Every weekend of his calendar reads like the diary of a busy socialite. It is full of invitations to engagements, weddings, christenings, anniversaries, invitations to be godfather to new born babies, invitations to birthdays and first salary parties, invitations to picnics and dances, lunches and dinners. This is ample proof that he is liked by many. That he goes to the functions, often involving flying out of Mumbai, is that he likes them too.
He laughed long and loud and said he liked my choice of words: “an excellent piece of good luck”. And I said that except for a couple of couples I know, marriage has not turned out to be such a great institution for most of the people I know. Not for the couple and definitely not for their children.
He agreed and he should know because he has had a ring-side view of many families who count him as one of their own. And he quoted his mother who said, courting time is the best time. Both people are on their best behaviour, but you never know what someone is like until you have lived with that person for some time. I had to agree.
He said, but at least you have children who will look after you when you are old and ill. He laughed again, long and loud, when I used some pretty strong language which translates into “uh huh”.

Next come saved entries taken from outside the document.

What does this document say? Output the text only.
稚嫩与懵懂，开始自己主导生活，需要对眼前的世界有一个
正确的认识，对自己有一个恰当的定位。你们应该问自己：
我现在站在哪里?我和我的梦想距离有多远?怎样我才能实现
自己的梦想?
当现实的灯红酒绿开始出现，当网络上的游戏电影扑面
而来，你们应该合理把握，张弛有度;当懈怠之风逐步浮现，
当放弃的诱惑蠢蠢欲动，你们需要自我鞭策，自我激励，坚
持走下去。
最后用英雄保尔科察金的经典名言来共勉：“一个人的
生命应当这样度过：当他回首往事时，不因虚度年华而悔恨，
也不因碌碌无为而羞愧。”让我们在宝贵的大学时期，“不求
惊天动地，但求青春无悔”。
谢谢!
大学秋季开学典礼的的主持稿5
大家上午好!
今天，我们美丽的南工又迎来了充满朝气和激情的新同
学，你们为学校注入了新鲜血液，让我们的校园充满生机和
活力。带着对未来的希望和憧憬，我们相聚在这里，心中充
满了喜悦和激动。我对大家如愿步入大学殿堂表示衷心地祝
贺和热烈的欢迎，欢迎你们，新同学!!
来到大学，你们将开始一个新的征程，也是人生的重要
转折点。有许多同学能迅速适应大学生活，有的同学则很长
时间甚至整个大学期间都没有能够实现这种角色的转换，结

And then in one of those inexplicable coincidences that life is so full off, I received another call from a worried mother, who was looking for a girl for her son. I asked the question why? Why rock the boat? She was offended.
“Because everyone should marry,” she said, “The Lord God said it is not good that the man should be alone. I will make a helpmeet for him.”
“Then why” I asked, “do they refer to the single life as a life of “single blessedness””?
“You…!” She said and slammed down the phone.